The benefits of involving employees in decisions that affect them are clear. Victor Vroom, one of the seminal pioneers in areas of motivation and decision-making, once wrote:
“Participative decision processes…can provide a training ground in which people can think through the implications of decisions. Participation can also perform a team building function, building positive relationships among group members and helping meld them into a team. Finally, participation can aid in aligning the individual goals of group members with the goals of the organization.”
It stands to reason, then, that if leaders want employees who can think through the implications of their decisions, who can work effectively as members of a team and align themselves with organizational goals, they need to involve their people in the decision-making process.
In countless organizations, though, this does not happen.
The challenge is not one of tactics or strategies, for involvement can be pursued in variety of ways, whether formal or informal, in group settings or one-on-one.

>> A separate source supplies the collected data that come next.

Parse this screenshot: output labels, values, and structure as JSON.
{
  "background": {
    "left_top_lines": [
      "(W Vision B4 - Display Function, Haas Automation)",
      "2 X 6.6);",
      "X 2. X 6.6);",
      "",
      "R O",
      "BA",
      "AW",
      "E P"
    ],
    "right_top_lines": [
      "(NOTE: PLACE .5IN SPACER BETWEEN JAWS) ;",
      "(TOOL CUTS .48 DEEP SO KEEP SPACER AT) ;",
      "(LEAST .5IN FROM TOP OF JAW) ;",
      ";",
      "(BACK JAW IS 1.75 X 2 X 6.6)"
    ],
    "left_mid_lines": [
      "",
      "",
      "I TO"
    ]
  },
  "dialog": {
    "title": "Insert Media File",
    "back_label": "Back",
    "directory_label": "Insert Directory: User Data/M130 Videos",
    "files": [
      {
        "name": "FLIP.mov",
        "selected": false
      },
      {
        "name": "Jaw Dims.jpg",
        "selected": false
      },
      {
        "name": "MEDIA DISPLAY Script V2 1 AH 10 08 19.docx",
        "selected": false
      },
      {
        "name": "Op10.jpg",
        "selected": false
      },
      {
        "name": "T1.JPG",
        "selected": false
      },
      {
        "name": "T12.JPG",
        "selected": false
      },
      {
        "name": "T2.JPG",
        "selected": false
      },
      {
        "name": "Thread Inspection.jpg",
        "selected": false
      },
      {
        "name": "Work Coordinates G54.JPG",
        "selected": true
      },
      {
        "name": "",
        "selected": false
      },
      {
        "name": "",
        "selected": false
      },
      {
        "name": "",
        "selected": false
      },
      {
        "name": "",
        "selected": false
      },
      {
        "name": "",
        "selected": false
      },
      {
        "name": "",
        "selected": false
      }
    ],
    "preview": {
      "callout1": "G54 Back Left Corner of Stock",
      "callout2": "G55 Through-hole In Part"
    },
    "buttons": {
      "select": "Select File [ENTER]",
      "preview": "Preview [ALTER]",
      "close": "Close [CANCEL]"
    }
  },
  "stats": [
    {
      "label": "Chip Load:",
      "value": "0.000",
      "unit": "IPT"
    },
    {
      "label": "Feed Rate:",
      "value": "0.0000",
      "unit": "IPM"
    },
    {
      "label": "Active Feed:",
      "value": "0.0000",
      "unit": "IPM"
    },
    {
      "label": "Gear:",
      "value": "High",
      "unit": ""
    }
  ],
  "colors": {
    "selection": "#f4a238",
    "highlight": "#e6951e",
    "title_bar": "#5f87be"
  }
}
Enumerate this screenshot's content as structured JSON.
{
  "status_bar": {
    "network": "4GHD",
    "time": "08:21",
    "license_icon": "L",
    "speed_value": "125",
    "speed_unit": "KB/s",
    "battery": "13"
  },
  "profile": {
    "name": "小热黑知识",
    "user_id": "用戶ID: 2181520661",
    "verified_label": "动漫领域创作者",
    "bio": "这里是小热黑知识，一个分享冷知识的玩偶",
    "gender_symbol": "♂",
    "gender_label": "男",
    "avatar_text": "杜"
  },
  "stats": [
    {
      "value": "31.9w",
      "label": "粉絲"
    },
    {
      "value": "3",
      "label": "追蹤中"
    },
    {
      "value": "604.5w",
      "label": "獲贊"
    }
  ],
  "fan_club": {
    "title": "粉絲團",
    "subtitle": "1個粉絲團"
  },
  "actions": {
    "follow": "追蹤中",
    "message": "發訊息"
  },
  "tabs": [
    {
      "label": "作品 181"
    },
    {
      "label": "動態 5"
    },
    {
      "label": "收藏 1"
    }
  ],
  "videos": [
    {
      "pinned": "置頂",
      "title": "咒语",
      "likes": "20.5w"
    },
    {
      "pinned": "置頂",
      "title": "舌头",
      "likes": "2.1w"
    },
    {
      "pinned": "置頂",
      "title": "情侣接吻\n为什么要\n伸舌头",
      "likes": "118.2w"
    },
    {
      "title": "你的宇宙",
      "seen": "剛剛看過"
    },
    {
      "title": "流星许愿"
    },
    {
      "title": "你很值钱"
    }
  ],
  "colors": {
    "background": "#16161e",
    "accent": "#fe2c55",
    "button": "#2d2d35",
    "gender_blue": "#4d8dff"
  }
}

The unfortunate reality, rather, is that many of us simply have very little regard for the thinking of others.
We might say we believe that others’ thoughts can improve our own. We might even believe – at the level of abstraction – that our leadership is enhanced by the input of others.
Yet when the time comes to reorganize the department or open the new site location, we just don’t feel that this is the right situation to start involving employees. We believe in involvement, just not today.
It’s crucial, then, to understand that involvement is as much a practical description of operational reality as it is a normative standard of aspiration. Put more simply, the issue is not so much that leaders ought to or should involve employees in decision-making processes for one reason or another. It is that involving them is simply the way the best decisions are made.
In its highest form, involvement stems from leaders’ recognition that their own thinking suffers without the thoughts of others. It is the practical expression of an acknowledgement that they will accomplish less acting alone than they will by leveraging the capacities of the human system they lead.
Do we really believe this? Do we truly embrace our dependence on those we lead, oversee and supervise? Or do we sometime try to reap the organizational benefits of participation by providing the form, but not the substance, or involvement?
True involvement comes from leaders genuinely valuing the thoughts and ideas of employees, to the point that they consistently seek out and actively listen to those opinions and suggestions.